RSTA Act aims to provide “ safe and efficient use of the road.”  The Act defines a “learner license” as a “license to learn to drive a motor vehicle on a highway” meaning supposed to learning-in practice already driving on the highways.  Road Safety and Transport Regulations 2021 aims to among others “ensure professionalism and quality in driving training to produce competent drivers, provide for monitoring and enforcement mechanism to ensure the quality of training provided by the driving training institutes, ensure safe, comfortable and quality services to the users.”

 The regulation also imposes duties on the Authority to “conduct the periodic monitoring of the quality of training courses provided by the driving training institutes and impose fines when it violates the rules and regulations. Rule no. 113 states that “A person shall not be allowed to learn driving along highways and in built-up areas for the first two months from the date of issuance of learner license.” Rule no. 115 explicitly prohibits the vehicle from carrying any passengers except the learner and the diver who must be licensed to drive.  However, one would not notice that these vehicles are filled with people inside. Are they not passengers?

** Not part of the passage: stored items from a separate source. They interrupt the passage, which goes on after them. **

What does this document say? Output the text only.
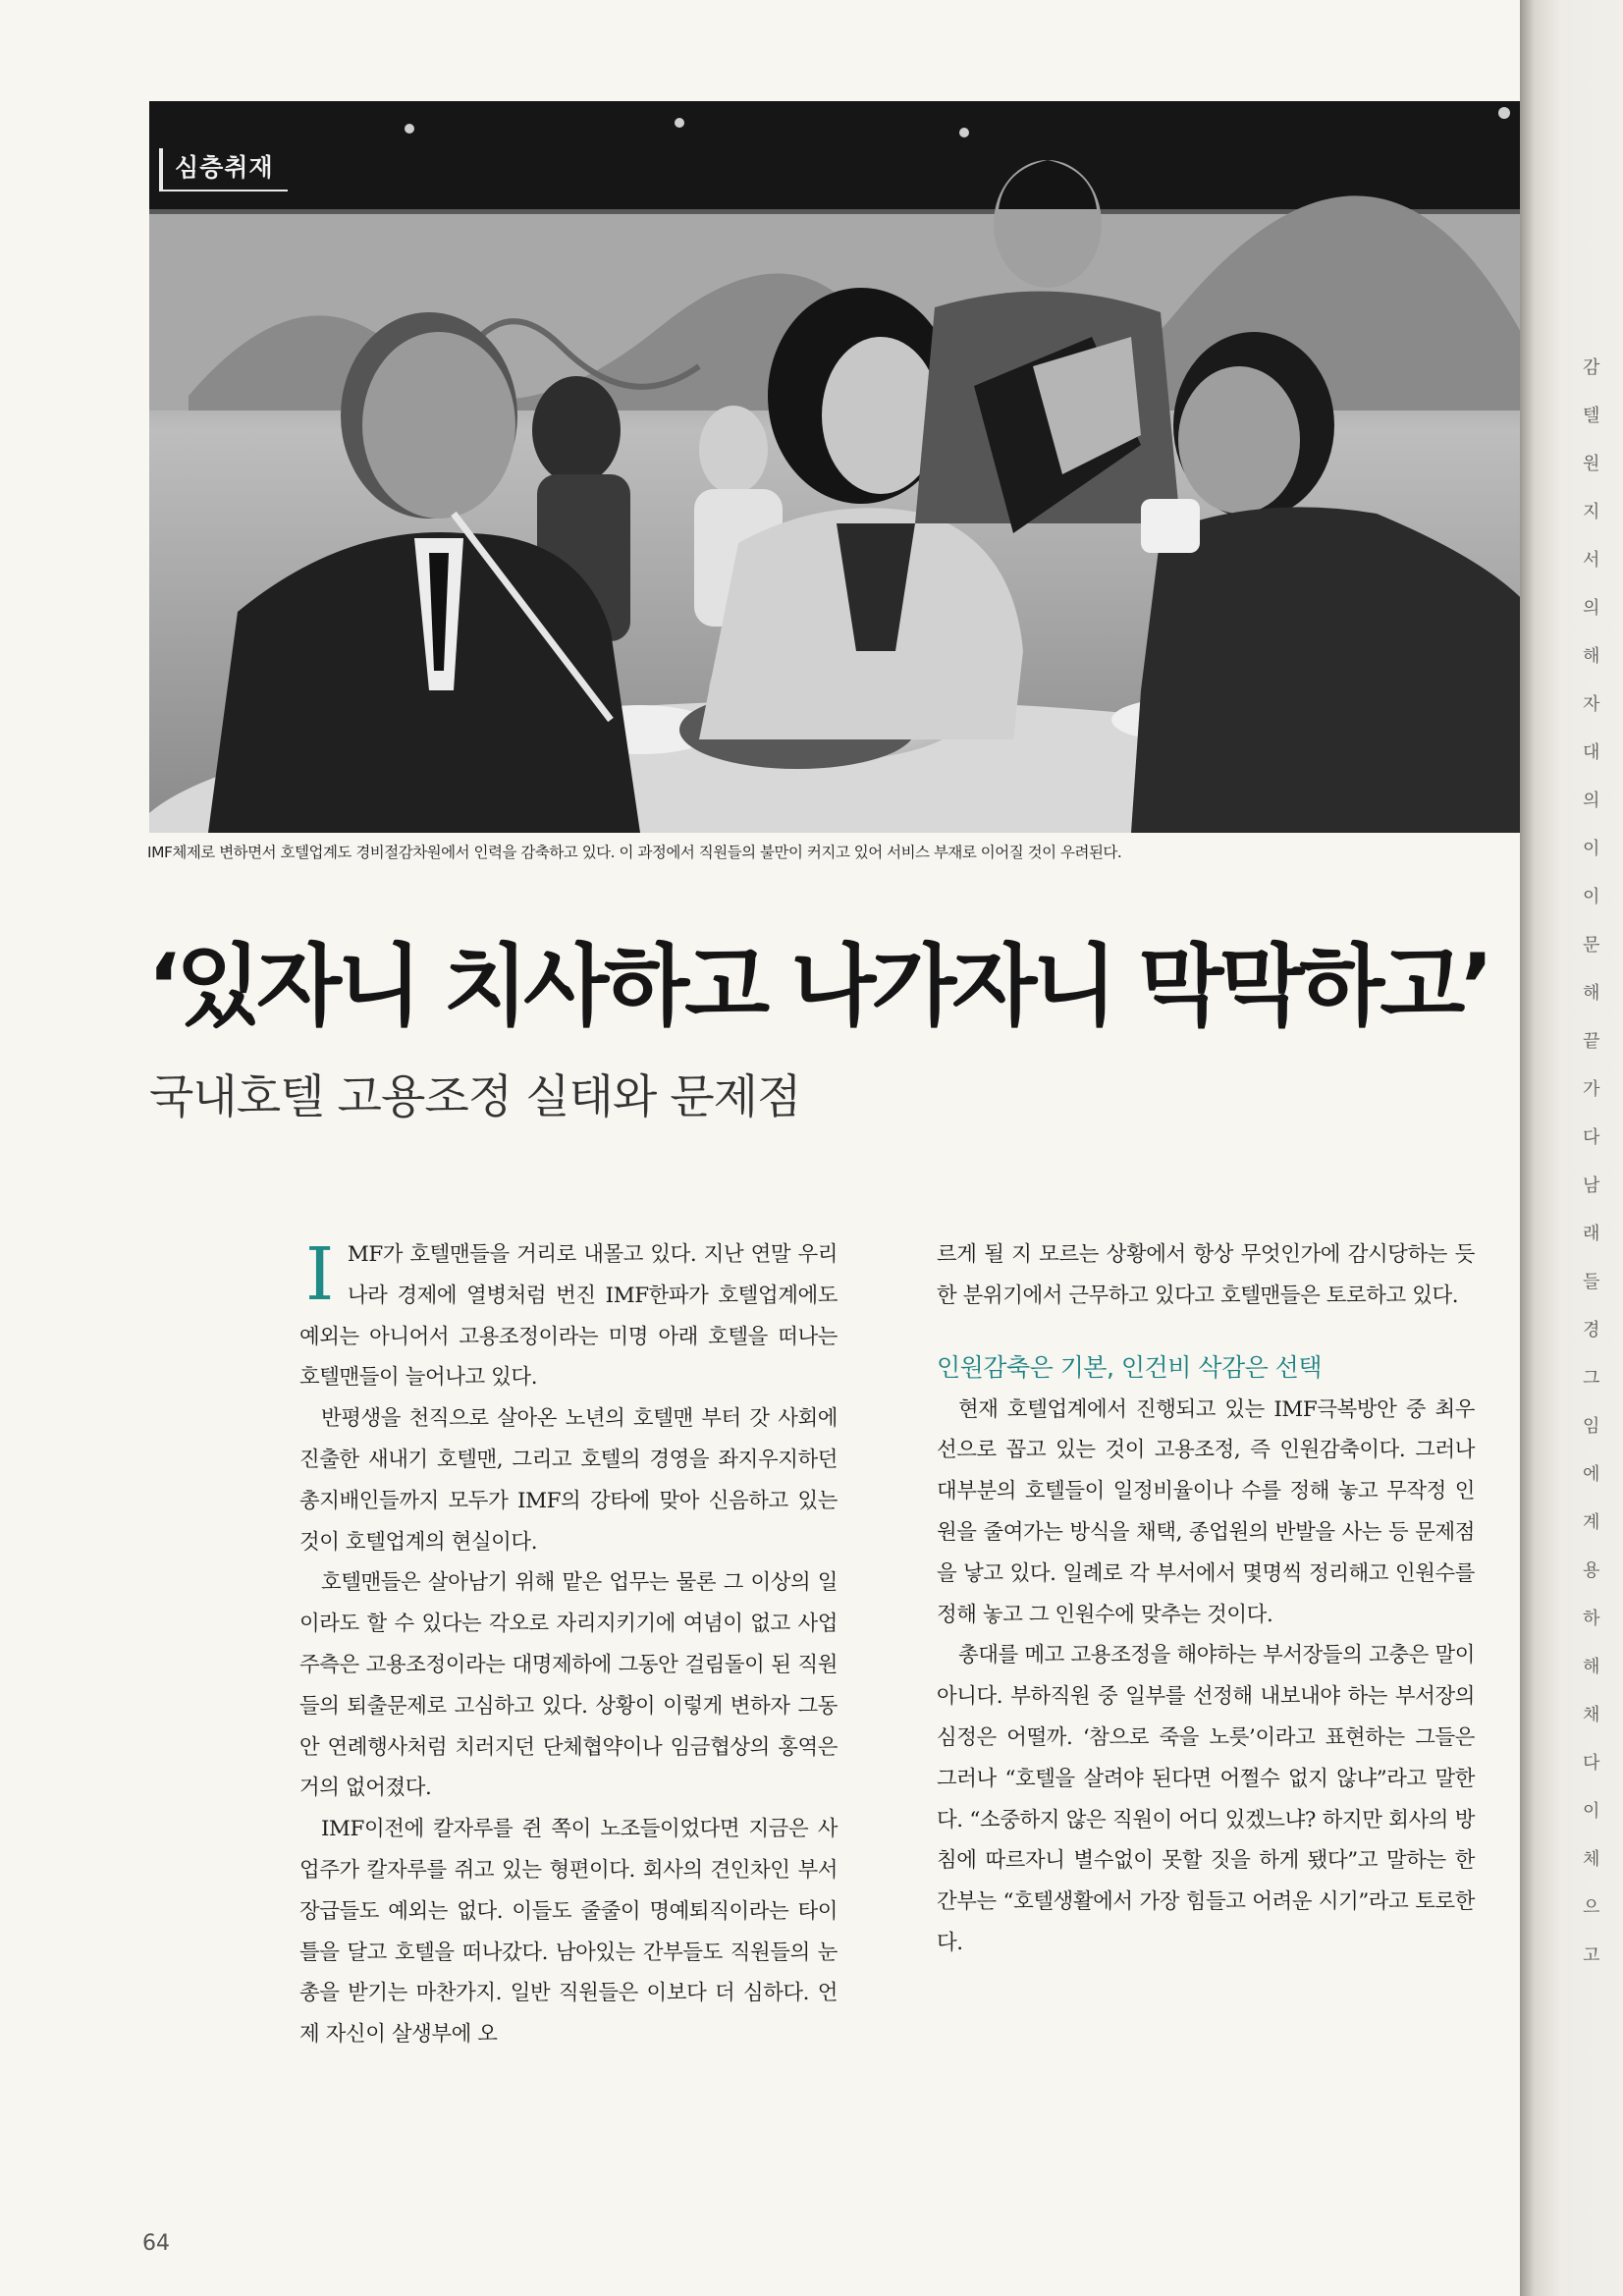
심층취재
IMF체제로 변하면서 호텔업계도 경비절감차원에서 인력을 감축하고 있다. 이 과정에서 직원들의 불만이 커지고 있어 서비스 부재로 이어질 것이 우려된다.
‘있자니 치사하고 나가자니 막막하고’
국내호텔 고용조정 실태와 문제점

IMF가 호텔맨들을 거리로 내몰고 있다. 지난 연말 우리나라 경제에 열병처럼 번진 IMF한파가 호텔업계에도 예외는 아니어서 고용조정이라는 미명 아래 호텔을 떠나는 호텔맨들이 늘어나고 있다.

반평생을 천직으로 살아온 노년의 호텔맨 부터 갓 사회에 진출한 새내기 호텔맨, 그리고 호텔의 경영을 좌지우지하던 총지배인들까지 모두가 IMF의 강타에 맞아 신음하고 있는 것이 호텔업계의 현실이다.

호텔맨들은 살아남기 위해 맡은 업무는 물론 그 이상의 일이라도 할 수 있다는 각오로 자리지키기에 여념이 없고 사업주측은 고용조정이라는 대명제하에 그동안 걸림돌이 된 직원들의 퇴출문제로 고심하고 있다. 상황이 이렇게 변하자 그동안 연례행사처럼 치러지던 단체협약이나 임금협상의 홍역은 거의 없어졌다.

IMF이전에 칼자루를 쥔 쪽이 노조들이었다면 지금은 사업주가 칼자루를 쥐고 있는 형편이다. 회사의 견인차인 부서장급들도 예외는 없다. 이들도 줄줄이 명예퇴직이라는 타이틀을 달고 호텔을 떠나갔다. 남아있는 간부들도 직원들의 눈총을 받기는 마찬가지. 일반 직원들은 이보다 더 심하다. 언제 자신이 살생부에 오

르게 될 지 모르는 상황에서 항상 무엇인가에 감시당하는 듯한 분위기에서 근무하고 있다고 호텔맨들은 토로하고 있다.

인원감축은 기본, 인건비 삭감은 선택

현재 호텔업계에서 진행되고 있는 IMF극복방안 중 최우선으로 꼽고 있는 것이 고용조정, 즉 인원감축이다. 그러나 대부분의 호텔들이 일정비율이나 수를 정해 놓고 무작정 인원을 줄여가는 방식을 채택, 종업원의 반발을 사는 등 문제점을 낳고 있다. 일례로 각 부서에서 몇명씩 정리해고 인원수를 정해 놓고 그 인원수에 맞추는 것이다.

총대를 메고 고용조정을 해야하는 부서장들의 고충은 말이 아니다. 부하직원 중 일부를 선정해 내보내야 하는 부서장의 심정은 어떨까. ‘참으로 죽을 노릇’이라고 표현하는 그들은 그러나 “호텔을 살려야 된다면 어쩔수 없지 않냐”라고 말한다. “소중하지 않은 직원이 어디 있겠느냐? 하지만 회사의 방침에 따르자니 별수없이 못할 짓을 하게 됐다”고 말하는 한 간부는 “호텔생활에서 가장 힘들고 어려운 시기”라고 토로한다.

64
감 텔 원 지 서 의 해 자 대 의 이 이 문 해 끝 가 다 남 래 들 경 그 임 에 계 용 하 해 채 다 이 체 으 고
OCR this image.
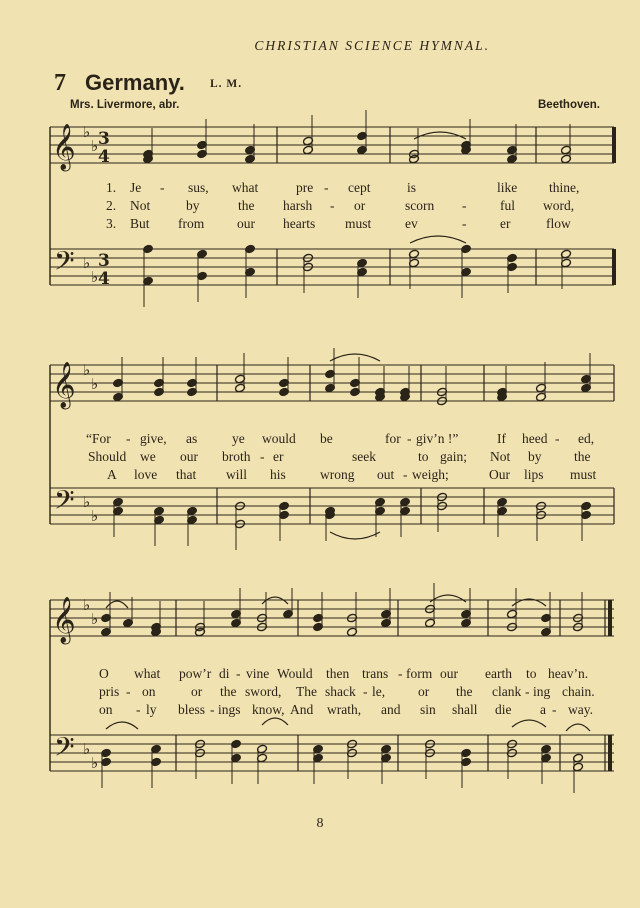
CHRISTIAN SCIENCE HYMNAL.
7 Germany. L. M.
Mrs. Livermore, abr.	Beethoven.
𝄞
𝄢
♭
♭
♭
♭
3
4
3
4
𝄞
𝄢
♭
♭
♭
♭
𝄞
𝄢
♭
♭
♭
♭
1. Je - sus, what	pre - cept	is	like thine,
2. Not	by	the harsh - or	scorn - ful word,
3. But from our hearts must ev	- er	flow
“For - give, as	ye would be	for - giv’n !”	If heed - ed,
Should we our broth - er	seek	to gain; Not by the
A love that will his	wrong out - weigh;	Our lips must
O what pow’r di - vine Would then trans - form our earth to heav’n.
pris - on	or the sword, The shack - le, or the clank - ing chain.
on - ly bless - ings know, And wrath, and sin shall die a - way.
8
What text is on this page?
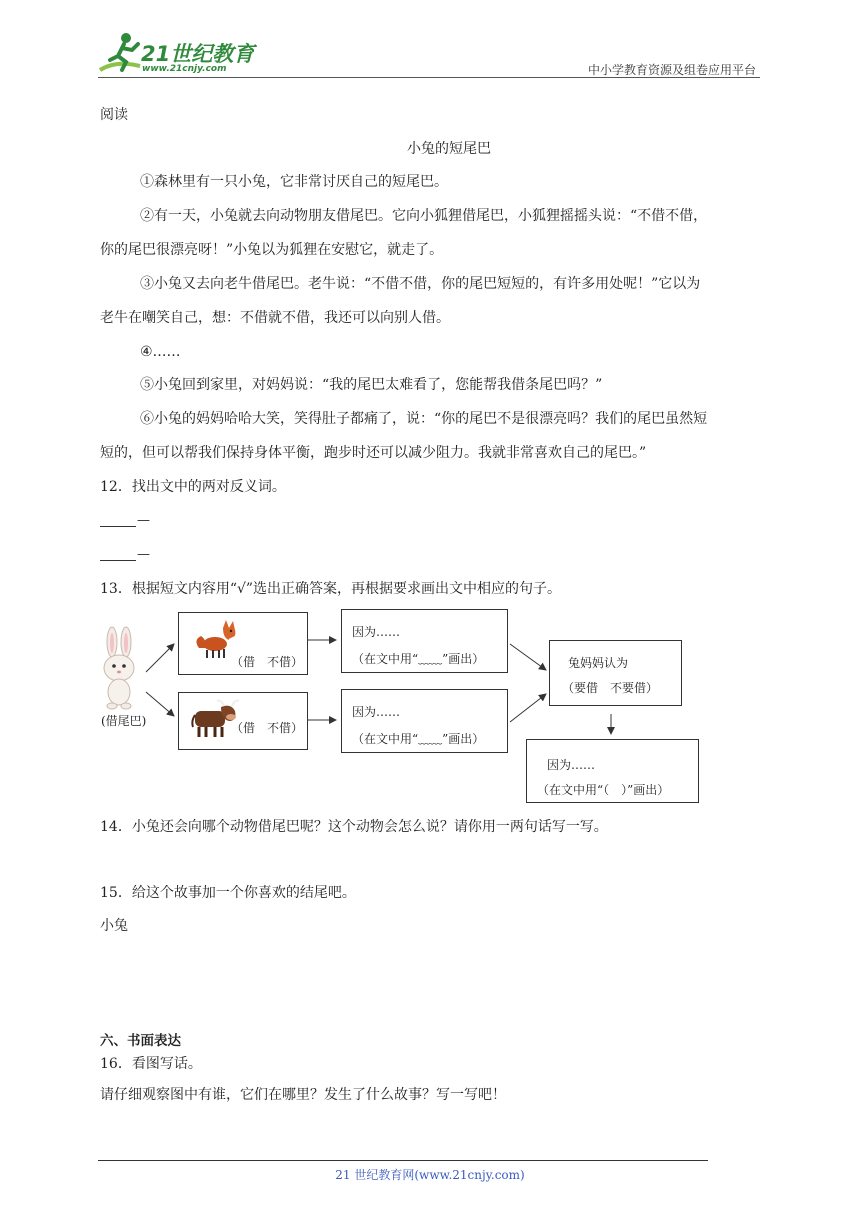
21世纪教育
www.21cnjy.com	中小学教育资源及组卷应用平台

阅读

小兔的短尾巴

①森林里有一只小兔，它非常讨厌自己的短尾巴。

②有一天，小兔就去向动物朋友借尾巴。它向小狐狸借尾巴，小狐狸摇摇头说：“不借不借，

你的尾巴很漂亮呀！”小兔以为狐狸在安慰它，就走了。

③小兔又去向老牛借尾巴。老牛说：“不借不借，你的尾巴短短的，有许多用处呢！”它以为

老牛在嘲笑自己，想：不借就不借，我还可以向别人借。

④……

⑤小兔回到家里，对妈妈说：“我的尾巴太难看了，您能帮我借条尾巴吗？”

⑥小兔的妈妈哈哈大笑，笑得肚子都痛了，说：“你的尾巴不是很漂亮吗？我们的尾巴虽然短

短的，但可以帮我们保持身体平衡，跑步时还可以减少阻力。我就非常喜欢自己的尾巴。”

12．找出文中的两对反义词。

—

—

13．根据短文内容用“√”选出正确答案，再根据要求画出文中相应的句子。

(借尾巴)
（借　不借）
（借　不借）
因为……
（在文中用“﹏﹏”画出）
因为……
（在文中用“﹏﹏”画出）
兔妈妈认为
（要借　不要借）
因为……
（在文中用“（　）”画出）

14．小兔还会向哪个动物借尾巴呢？这个动物会怎么说？请你用一两句话写一写。

15．给这个故事加一个你喜欢的结尾吧。

小兔

六、书面表达

16．看图写话。

请仔细观察图中有谁，它们在哪里？发生了什么故事？写一写吧！

21 世纪教育网(www.21cnjy.com)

Further, there is a need to verify if the learners are at least two months into learning to drive as required by regulations.



 Neither the Act nor the Rules permit the Driving Institutes with such authority to drive with vehicles full of learners. With the increasing number of vehicles, the risks due to such vehicle are increasing. These vehicles when filled with more people pose more risks to human lives. The highways like Thimphu-Paro, there are numerous important persons including foreign delegations who use this route and are exposed to similar risks and face unnecessary traffic congestion.  In fact, such acts can be charged under the Penal Code of Bhutan for reckless driving or endangering other drivers including serious bodily injury or damage to the properties of other drivers. However, the growing number of these vehicles are plying freely seems that law enforcement agencies are failing their duties. If any accident happens, should the traffic authorities or RSTA bear the accountability because they failed to enforce the law?

The constitution guarantees the right to life, liberty, and security of the people. It is the responsibility of the State to ensure the security of everyone including the learners as well as other drivers and the public. The RSTA must initiate policies to minimize such risks and ensure the safety of everyone on the road. One of the measures is to ensure that every learner license holder first registers with the Transport Authority before allowing them to join the driving institutes to ensure that they fulfil the minimum required months and experience to drive on the highways. Second, no passengers except the instructor and learner, and finally, they must be allowed to drive only during off hours or early morning when there is no traffic to reduce traffic congestion and protect the safety of everyone.

Sonam Tshering

Lawyer, Thimphu

Disclaimer: The views expressed in this article are author’s own.